The Everyday Miracle of Youtube

I will never forget the child-like jubilation my father expressed upon bringing home a fantastical new wonder contraption called a video cassette recorder sometime in the early 1980s. Why wouldn’t he be overjoyed? This incredible machine made it possible to see just about any movie (or so it seemed at the time, I had no idea how little of our film history we hold onto and how much is lost forever somewhere in the recesses of time) at home! If I wanted to see E.T, boom! I just had to go to the video store and rent it. Then I could see it at home. There were even incredible videocassettes made exclusively for the home market, like the “Weird Al” Yankovic video collection/mockumentary The Compleat Al. 

Decades later my dad, who, to be fair, is fairly prone to child-like exuberance, which is one of his more endearing qualities, was similarly excited to the point of joy when I showed him how Youtube worked, and how all he had to do was punch in a few words and he could instantly watch everything from a Rolling Stones TV appearance in 1971 to a Gathering of the Juggalos infomercial (something that would undoubtedly confuse my father, and he's read my books) to a dusty old clip of his son on television. 

Why wouldn’t he be overjoyed this time as well? I am plugged into my iPod, iPhone and laptop to the point where they’re almost part of my body. If I could, I might get them implanted, Videodrome-style. And I am not so jaded that I didn’t similarly gawk in awe at what an incredible repository of pretty much everything Youtube remains. 

I’m writing this because I just taped a Star Trek podcast that is “dropping” today, as the young people say, and to prepare for it, I listened to all five of Leonard Nimoy’s albums, and William Shatner’s The Transformed Man, as well as tracks from lesser-known later works, like the late-period single “Pondering the Mystery”, which is like a spoken-word version of Insane Clown Posse’s “Miracles” but without the innocent, child-like charm. 

To be fair, I’m not sure all of Nimoy’s fifth album made it to Youtube, but all I had to do was type a few words, and boom! Leonard Nimoy is alive again and singing the infamous, inane, infamously inane Lord Of the Rings themed ditto “The Ballad of Bilbo Baggins.”

I type in some more words and now Leonard Nimoy is once again reborn, this time in the form of Spock and he is observing some of our more puzzling idiosyncrasies on the novelty ditty, “Highly Illogical.”  

Nimoy’s output is fascinating in its pretension, in its dorkiness, in the way it clumsily but earnestly expresses Nimoy’s philosophical beliefs and personality yet Nimoy’s music career is overshadowed by that of William Shatner. It was on Youtube two nights ago that I first experienced Shatner’s 1968 concept album The Transformed Man for the first time, and, I can say without exaggeration, my mind was blown.
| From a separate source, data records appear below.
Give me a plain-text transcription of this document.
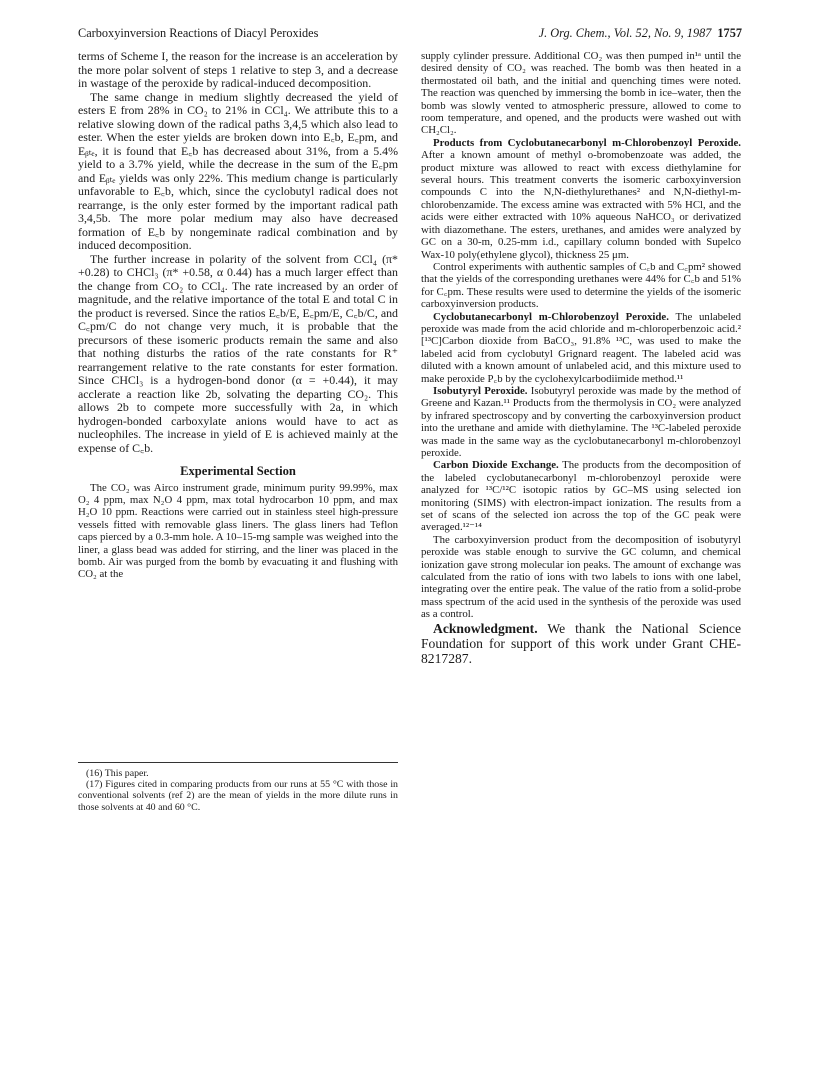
Carboxyinversion Reactions of Diacyl Peroxides	J. Org. Chem., Vol. 52, No. 9, 1987 1757

terms of Scheme I, the reason for the increase is an acceleration by the more polar solvent of steps 1 relative to step 3, and a decrease in wastage of the peroxide by radical-induced decomposition.

The same change in medium slightly decreased the yield of esters E from 28% in CO₂ to 21% in CCl₄. We attribute this to a relative slowing down of the radical paths 3,4,5 which also lead to ester. When the ester yields are broken down into E꜀b, E꜀pm, and Eᵦₜₑ, it is found that E꜀b has decreased about 31%, from a 5.4% yield to a 3.7% yield, while the decrease in the sum of the E꜀pm and Eᵦₜₑ yields was only 22%. This medium change is particularly unfavorable to E꜀b, which, since the cyclobutyl radical does not rearrange, is the only ester formed by the important radical path 3,4,5b. The more polar medium may also have decreased formation of E꜀b by nongeminate radical combination and by induced decomposition.

The further increase in polarity of the solvent from CCl₄ (π* +0.28) to CHCl₃ (π* +0.58, α 0.44) has a much larger effect than the change from CO₂ to CCl₄. The rate increased by an order of magnitude, and the relative importance of the total E and total C in the product is reversed. Since the ratios E꜀b/E, E꜀pm/E, C꜀b/C, and C꜀pm/C do not change very much, it is probable that the precursors of these isomeric products remain the same and also that nothing disturbs the ratios of the rate constants for R⁺ rearrangement relative to the rate constants for ester formation. Since CHCl₃ is a hydrogen-bond donor (α = +0.44), it may acclerate a reaction like 2b, solvating the departing CO₂. This allows 2b to compete more successfully with 2a, in which hydrogen-bonded carboxylate anions would have to act as nucleophiles. The increase in yield of E is achieved mainly at the expense of C꜀b.

Experimental Section

The CO₂ was Airco instrument grade, minimum purity 99.99%, max O₂ 4 ppm, max N₂O 4 ppm, max total hydrocarbon 10 ppm, and max H₂O 10 ppm. Reactions were carried out in stainless steel high-pressure vessels fitted with removable glass liners. The glass liners had Teflon caps pierced by a 0.3-mm hole. A 10–15-mg sample was weighed into the liner, a glass bead was added for stirring, and the liner was placed in the bomb. Air was purged from the bomb by evacuating it and flushing with CO₂ at the

(16) This paper.

(17) Figures cited in comparing products from our runs at 55 °C with those in conventional solvents (ref 2) are the mean of yields in the more dilute runs in those solvents at 40 and 60 °C.

supply cylinder pressure. Additional CO₂ was then pumped in¹ᵃ until the desired density of CO₂ was reached. The bomb was then heated in a thermostated oil bath, and the initial and quenching times were noted. The reaction was quenched by immersing the bomb in ice–water, then the bomb was slowly vented to atmospheric pressure, allowed to come to room temperature, and opened, and the products were washed out with CH₂Cl₂.

Products from Cyclobutanecarbonyl m-Chlorobenzoyl Peroxide. After a known amount of methyl o-bromobenzoate was added, the product mixture was allowed to react with excess diethylamine for several hours. This treatment converts the isomeric carboxyinversion compounds C into the N,N-diethylurethanes² and N,N-diethyl-m-chlorobenzamide. The excess amine was extracted with 5% HCl, and the acids were either extracted with 10% aqueous NaHCO₃ or derivatized with diazomethane. The esters, urethanes, and amides were analyzed by GC on a 30-m, 0.25-mm i.d., capillary column bonded with Supelco Wax-10 poly(ethylene glycol), thickness 25 μm.

Control experiments with authentic samples of C꜀b and C꜀pm² showed that the yields of the corresponding urethanes were 44% for C꜀b and 51% for C꜀pm. These results were used to determine the yields of the isomeric carboxyinversion products.

Cyclobutanecarbonyl m-Chlorobenzoyl Peroxide. The unlabeled peroxide was made from the acid chloride and m-chloroperbenzoic acid.² [¹³C]Carbon dioxide from BaCO₃, 91.8% ¹³C, was used to make the labeled acid from cyclobutyl Grignard reagent. The labeled acid was diluted with a known amount of unlabeled acid, and this mixture used to make peroxide P꜀b by the cyclohexylcarbodiimide method.¹¹

Isobutyryl Peroxide. Isobutyryl peroxide was made by the method of Greene and Kazan.¹¹ Products from the thermolysis in CO₂ were analyzed by infrared spectroscopy and by converting the carboxyinversion product into the urethane and amide with diethylamine. The ¹³C-labeled peroxide was made in the same way as the cyclobutanecarbonyl m-chlorobenzoyl peroxide.

Carbon Dioxide Exchange. The products from the decomposition of the labeled cyclobutanecarbonyl m-chlorobenzoyl peroxide were analyzed for ¹³C/¹²C isotopic ratios by GC–MS using selected ion monitoring (SIMS) with electron-impact ionization. The results from a set of scans of the selected ion across the top of the GC peak were averaged.¹²⁻¹⁴

The carboxyinversion product from the decomposition of isobutyryl peroxide was stable enough to survive the GC column, and chemical ionization gave strong molecular ion peaks. The amount of exchange was calculated from the ratio of ions with two labels to ions with one label, integrating over the entire peak. The value of the ratio from a solid-probe mass spectrum of the acid used in the synthesis of the peroxide was used as a control.

Acknowledgment. We thank the National Science Foundation for support of this work under Grant CHE-8217287.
It really is less a conventional album than a psychedelic mind-fuck that alternates between Shatner reciting classical verse and “performing” pop songs, most notably “Lucy in the Sky with Diamonds”, which is the sonic equivalent of those scenes in stoner comedies where a square accidentally takes a drug and is instantly transformed into a wild-eyed maniac. But don’t take my word for it. Check it out on Youtube! 

Nearly as legendary is Shatner’s “performance” of “Rocket Man” in 1978. Thanks to the miracle of Youtube, you can totally watch “Rocket Man” lyricist Bernie Taupin introduce Shatner before Shatner does to Taupin’s words what people (and by “people” I mean President Trump) generally pay German or Russian prostitutes an enormous amount of money to do them.

Youtube took the guesswork out of everything. Over the course of a few hours, I went from knowing little about the weird world of Star Trek novelty albums to knowing an awful lot, and it was all due to the enduring miracle of Youtube. 

I suppose this is all an elaborate, wordy way of saying look for the episode of the Phil Donahue show where Peter Criss angrily confronts the homeless man who had been impersonating him for Rando! because why the hell not, but also because this essential piece of pop ephemeral is, of course, available on Youtube, like seemingly everything else in the known universe.